“How you design the beep is important.” Behind the movement for calmer gadgets.

“How you design the beep is important.” Behind the movement for calmer gadgets.

Do you miss the feel of tactile buttons on your kitchen appliances or lament car manufacturers’ insistence on touchscreens? Have you ever found yourself clumsily fumbling with the door handles of a vehicle or distracted by the bright blue light beaming from your vacuum or Wi-Fi router?

If so, you’re not alone. The way technology gadgets are designed largely relies on things like blue, often LED, lights, flat resistive or capacitive touch input, and software. Some, like Amber Case, founder of the Calm Tech Institute, believe that these design choices distract from devices’ purpose and functionality and are calling for a new approach to product design.

“Calm Tech Institute is kind of a consumer advocacy body that’s collecting stories and research from neuroscientists that says, look at how the mind wants texture, and look at how it wants physical buttons, and there’s a part of your mind that needs [those],” Case told Ars Technica. “When we don’t have it and we replace it with glass, we’re not only losing something about human experience, but we’re actually causing the mind stress.”

The Calm Tech Institute, founded in May 2024, provides workshops, speaking engagements, and certification for products that “enhance human life without causing stress or distraction,” its website says.

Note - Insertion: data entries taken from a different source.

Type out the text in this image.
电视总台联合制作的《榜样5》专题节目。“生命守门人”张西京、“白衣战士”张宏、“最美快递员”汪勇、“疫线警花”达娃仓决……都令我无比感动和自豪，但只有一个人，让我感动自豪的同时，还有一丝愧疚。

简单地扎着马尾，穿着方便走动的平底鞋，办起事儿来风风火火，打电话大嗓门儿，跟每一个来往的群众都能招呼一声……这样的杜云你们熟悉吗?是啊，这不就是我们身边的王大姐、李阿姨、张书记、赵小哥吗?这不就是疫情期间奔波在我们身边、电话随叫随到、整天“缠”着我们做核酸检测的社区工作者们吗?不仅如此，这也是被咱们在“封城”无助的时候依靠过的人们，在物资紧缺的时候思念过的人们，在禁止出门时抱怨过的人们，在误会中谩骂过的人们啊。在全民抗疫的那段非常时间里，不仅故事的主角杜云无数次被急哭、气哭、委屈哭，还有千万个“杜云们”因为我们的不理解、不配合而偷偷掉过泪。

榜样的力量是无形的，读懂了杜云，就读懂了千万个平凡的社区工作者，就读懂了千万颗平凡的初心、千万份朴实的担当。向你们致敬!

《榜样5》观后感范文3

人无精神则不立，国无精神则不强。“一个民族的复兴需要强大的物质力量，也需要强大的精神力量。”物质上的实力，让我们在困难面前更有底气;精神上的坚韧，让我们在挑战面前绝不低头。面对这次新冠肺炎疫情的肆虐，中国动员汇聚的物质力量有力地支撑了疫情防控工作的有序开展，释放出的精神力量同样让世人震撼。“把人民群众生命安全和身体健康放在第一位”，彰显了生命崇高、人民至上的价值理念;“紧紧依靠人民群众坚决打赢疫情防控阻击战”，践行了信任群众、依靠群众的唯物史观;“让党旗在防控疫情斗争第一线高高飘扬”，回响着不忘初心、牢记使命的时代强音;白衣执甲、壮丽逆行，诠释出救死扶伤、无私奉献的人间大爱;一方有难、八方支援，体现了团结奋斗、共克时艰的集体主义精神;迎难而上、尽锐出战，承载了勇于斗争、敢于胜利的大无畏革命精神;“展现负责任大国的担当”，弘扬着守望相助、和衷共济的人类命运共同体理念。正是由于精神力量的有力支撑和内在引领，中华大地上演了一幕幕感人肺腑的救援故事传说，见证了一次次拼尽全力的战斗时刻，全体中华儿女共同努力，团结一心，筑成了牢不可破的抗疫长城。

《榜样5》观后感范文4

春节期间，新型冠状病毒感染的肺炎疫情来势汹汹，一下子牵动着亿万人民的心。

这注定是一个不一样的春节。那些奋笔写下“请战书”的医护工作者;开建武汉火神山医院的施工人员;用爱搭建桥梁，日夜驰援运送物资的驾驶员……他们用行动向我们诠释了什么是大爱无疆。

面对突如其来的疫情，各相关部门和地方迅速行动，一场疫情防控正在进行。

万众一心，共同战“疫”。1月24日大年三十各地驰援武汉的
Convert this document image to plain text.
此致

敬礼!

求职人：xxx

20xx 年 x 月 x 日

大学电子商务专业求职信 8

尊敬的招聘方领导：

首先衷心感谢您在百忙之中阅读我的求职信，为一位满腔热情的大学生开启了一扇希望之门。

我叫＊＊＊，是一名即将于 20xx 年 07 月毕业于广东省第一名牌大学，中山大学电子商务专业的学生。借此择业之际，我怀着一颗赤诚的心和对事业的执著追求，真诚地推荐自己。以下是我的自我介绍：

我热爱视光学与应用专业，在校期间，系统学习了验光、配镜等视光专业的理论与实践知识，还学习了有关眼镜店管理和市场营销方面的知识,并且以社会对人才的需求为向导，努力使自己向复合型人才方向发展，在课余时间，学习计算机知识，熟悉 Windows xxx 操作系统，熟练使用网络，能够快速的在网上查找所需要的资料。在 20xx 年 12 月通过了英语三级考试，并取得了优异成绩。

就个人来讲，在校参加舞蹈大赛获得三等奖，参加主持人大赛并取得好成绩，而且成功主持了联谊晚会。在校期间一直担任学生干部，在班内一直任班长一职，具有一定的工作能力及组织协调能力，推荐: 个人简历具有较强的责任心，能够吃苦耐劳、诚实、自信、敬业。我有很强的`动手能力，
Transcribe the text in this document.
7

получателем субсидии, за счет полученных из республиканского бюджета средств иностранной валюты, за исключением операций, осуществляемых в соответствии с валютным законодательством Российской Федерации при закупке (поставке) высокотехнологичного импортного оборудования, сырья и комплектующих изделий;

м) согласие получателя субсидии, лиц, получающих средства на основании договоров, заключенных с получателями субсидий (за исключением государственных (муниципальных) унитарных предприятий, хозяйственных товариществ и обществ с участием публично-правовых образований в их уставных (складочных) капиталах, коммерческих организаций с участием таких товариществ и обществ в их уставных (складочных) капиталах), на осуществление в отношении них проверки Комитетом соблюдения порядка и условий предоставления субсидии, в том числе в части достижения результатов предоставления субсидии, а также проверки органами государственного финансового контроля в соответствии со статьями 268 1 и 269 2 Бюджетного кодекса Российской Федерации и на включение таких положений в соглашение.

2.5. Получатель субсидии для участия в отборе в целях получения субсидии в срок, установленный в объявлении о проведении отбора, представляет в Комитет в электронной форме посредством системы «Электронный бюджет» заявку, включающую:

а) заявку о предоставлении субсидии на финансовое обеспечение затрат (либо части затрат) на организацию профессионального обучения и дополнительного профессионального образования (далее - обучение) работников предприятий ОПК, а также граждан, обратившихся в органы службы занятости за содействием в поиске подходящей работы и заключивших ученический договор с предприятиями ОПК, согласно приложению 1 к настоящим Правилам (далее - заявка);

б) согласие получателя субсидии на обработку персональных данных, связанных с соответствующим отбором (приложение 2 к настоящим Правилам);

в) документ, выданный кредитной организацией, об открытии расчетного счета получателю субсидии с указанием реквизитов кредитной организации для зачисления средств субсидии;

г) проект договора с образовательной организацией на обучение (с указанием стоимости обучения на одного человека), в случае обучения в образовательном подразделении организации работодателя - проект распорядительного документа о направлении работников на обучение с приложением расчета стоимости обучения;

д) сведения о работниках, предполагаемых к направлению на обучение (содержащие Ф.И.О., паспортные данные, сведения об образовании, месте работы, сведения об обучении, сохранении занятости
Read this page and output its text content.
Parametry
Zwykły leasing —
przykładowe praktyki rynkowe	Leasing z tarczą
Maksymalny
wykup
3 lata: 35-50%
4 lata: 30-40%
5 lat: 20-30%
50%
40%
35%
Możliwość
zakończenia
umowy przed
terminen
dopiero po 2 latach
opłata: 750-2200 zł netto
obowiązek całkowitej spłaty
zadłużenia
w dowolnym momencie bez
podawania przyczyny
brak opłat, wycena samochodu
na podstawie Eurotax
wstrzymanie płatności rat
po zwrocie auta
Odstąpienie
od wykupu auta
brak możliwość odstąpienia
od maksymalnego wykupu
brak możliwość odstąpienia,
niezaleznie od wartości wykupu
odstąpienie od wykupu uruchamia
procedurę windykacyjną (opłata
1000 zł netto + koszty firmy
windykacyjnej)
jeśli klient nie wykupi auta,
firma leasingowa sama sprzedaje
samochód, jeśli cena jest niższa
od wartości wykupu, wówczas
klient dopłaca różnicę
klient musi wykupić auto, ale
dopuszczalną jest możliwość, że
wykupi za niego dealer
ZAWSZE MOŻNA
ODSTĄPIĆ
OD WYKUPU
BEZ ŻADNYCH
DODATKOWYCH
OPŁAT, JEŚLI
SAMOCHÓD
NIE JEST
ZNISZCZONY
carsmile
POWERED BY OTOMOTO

Speaking to Ars, Case pointed to user frustrations, such as software updates hindering car usage and “Why is there no button on the back of the television when I go into the hotel room late at night, and I have to turn on my flashlight on my iPhone to find the button to turn it off?” These experiences are the antithesis of the Calm Tech philosophy, Case explained:

Once we learn [how to ride a bike], we never have to learn it again. Whereas, with how a lot of software … and physical objects are made now, you have to relearn it. It gets changed or the buttons aren’t in the right place, and you can feel your mind wanting the button to be in a certain place. And it’s not.

What makes a gadget calm?

The Calm Tech Institute takes inspiration from papers that Mark D. Weiser wrote while CTO at Xerox Palo Alto Research Company (PARC), an R&D firm now known as SRI International’s PARC. Weiser is often remembered as the father of ubiquitous computing, which starkly differs from technology approaches that submerge people in technology, like the metaverse. By contrast, ubiquitous computing products blend more discreetly into user environments. Per a quote from Weiser on Calm Tech Institute’s website: “Ubiquitous computing is roughly the opposite of virtual reality. Where virtual reality puts people inside a computer-generated world, ubiquitous computing forces the computer to live out here in the world with people.”